Learning By Watching Part Two: Asking Questions

October 19, 2010
Written by
Jim Knight

Learning By Watching Part Two: Asking Questions

June 23, 2023
October 19, 2010
Written by
Jim Knight
“The important thing is not to stop questioning”    --Albert Einstein

Asking questions is an important part of the art and craft of teaching. A good question can open up learning, be a catalyst for spirited dialogue, and can lead both the person asking the question and the one answering to new insights that wouldn’t have been possible without the question.

But how we ask questions is also very important. If you watch recordings of yourself teaching, one thing to watch for is how you ask questions.

There are at least four things to pay attention to:


Ask questions with authentic curiosity. By asking questions that we genuinely want to hear the answers to, we communicate respect and show faith in our students because we show them that we value what they have to say.

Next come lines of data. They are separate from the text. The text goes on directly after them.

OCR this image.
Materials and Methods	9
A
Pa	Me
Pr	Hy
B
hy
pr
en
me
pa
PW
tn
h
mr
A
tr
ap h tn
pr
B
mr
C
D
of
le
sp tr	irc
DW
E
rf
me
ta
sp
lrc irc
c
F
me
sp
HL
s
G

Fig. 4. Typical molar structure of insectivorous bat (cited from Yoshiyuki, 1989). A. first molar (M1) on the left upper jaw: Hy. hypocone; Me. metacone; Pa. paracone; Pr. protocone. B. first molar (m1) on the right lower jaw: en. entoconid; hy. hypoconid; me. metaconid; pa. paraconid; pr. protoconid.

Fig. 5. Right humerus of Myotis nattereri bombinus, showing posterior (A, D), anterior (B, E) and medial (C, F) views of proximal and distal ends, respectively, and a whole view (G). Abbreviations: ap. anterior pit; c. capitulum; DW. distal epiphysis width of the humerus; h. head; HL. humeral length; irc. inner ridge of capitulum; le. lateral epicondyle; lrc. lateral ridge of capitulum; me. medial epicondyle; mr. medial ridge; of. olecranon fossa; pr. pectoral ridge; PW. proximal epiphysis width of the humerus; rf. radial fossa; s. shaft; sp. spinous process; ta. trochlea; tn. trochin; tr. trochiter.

Curious teachers are truly excited to see what their students have to say, and often they are delighted by their responses. Students, for their part, sense their teacher’s authentic curiosity, and this encourages them to offer sincere, thought-out responses.

Asking to Hear the Student's Answer

Questions may be asked for all kinds of reasons. Sometimes questions are meant to be catalysts for dialogue, such as “Who is a leader that you respect, and why do you respect her or him?” At other times our questions are meant to confirm understanding, such as “How would you paraphrase this paragraph?”

When our questions are meant to confirm understanding, we must be careful to refrain from telling the answer while asking the question. This is where video recording ourselves can be helpful because it allows us to watch ourselves to see if our facial expressions, tone of voice, phrasing, or other subtle communication practice gives away the answers before anybody has a chance to respond. Simply put, if we ask a question, we should genuinely want to hear the answer from somebody else.


Good questioning is as much about how we listen as it is about how we talk; in fact, listening may be the more important of the two. When we listen attentively, we communicate to students that they matter and that their words count. On the other hand, when we lose focus and fail to pay attention (which is easy to do), we communicate a lack of respect and a lack of interest. Also, when we go through the motions and fail to be mindful as listeners, our actions suggest to students that just putting in time and going through the motions is OK. In short, if we want student engagement, we too have to be engaged.

I’ll write about listening techniques here in the future, but an important first step is simply deciding to listen. Much has been writing about eye contact, body language, paraphrasing, empathy, and so forth, but if we really want to hear what somebody has to say, those things will take care of themselves. People can tell if we are listening, and if we just decide to truly hear what our students say and honor their comments, that simple action can go a long way toward raising the quality of conversation in the classroom, and thereby increase the meaningful learning taking place.


Part of effective questioning is to leave room for everyone to say their part. Susan Scott in Fierce Leadership describes this as the “sweet purity of silence.” Others call it wait time. Whatever you call it, pausing for a few seconds after asking a question is a critical part of effective questioning.

This is much easier said than done. Many of us feel the need to fill the gap whenever there is silence. In our daily lives, we are surrounded by sounds — television, music, motors, conversation — and tend to feel a bit edgy when there is a pause during instruction. But if we feel the need to jump in and talk to fill up any silence, we have to be careful that our filling in doesn’t lead to shutting out. Some students need to time to process their response.

Parker Palmer has written beautifully about this:

I now understand what Nelle Morton meant when she said that one of the great tasks in our time is to “hear people to speech.” Behind their fearful silence, our students want to find their voices, speak their voices, have their voices heard. A good teacher is one who can listen to those voices even before they are spoken—so that someday they can speak with truth and confidence ...

What does it mean to listen to a voice before it is spoken as Palmer writes? It means making space for the other, being aware of the other, paying attention to the other, honoring the other. It means not rushing to fill our students’ silence with “fearful speech” of our own and not trying to coerce them into saying the things we want to hear. It means entering empathetically into our students’ worlds so that they perceive us as some one who has the promise of being able to hear another person’s truth.

How to Watch

The easiest way to see how well you carry out these teaching practices is to use your Flip, iPhone, or other micro-camera to record yourself asking questions. To do this, you’ll need to set your camera up somewhere in the room from which it will be able to capture you as you teach. If you move around a lot, you may find that you move in and out of the camera’s view, so you may want to ask someone else to record the class for you. However, most of the time a camera placed in one place can yield a lot of valuable information.

Questions to Ask While Watching Yourself
  • Do I look genuinely curious about all students’ responses?
  • Am I giving away the answer, or the answer I want?
  • Am I 100% present during the lesson?
  • Am I allowing sufficient wait time?
  • Do my students offer genuine responses to my questions?
  • Are my questions challenging without being too difficult?

Feel free to add or make up your own questions. The important thing is to watch and learn.

Since questions make up such a large part of what teachers do, watching yourself asking questions can be a very valuable learning experience by dramatically increasing your ability to perform this vital teaching practice.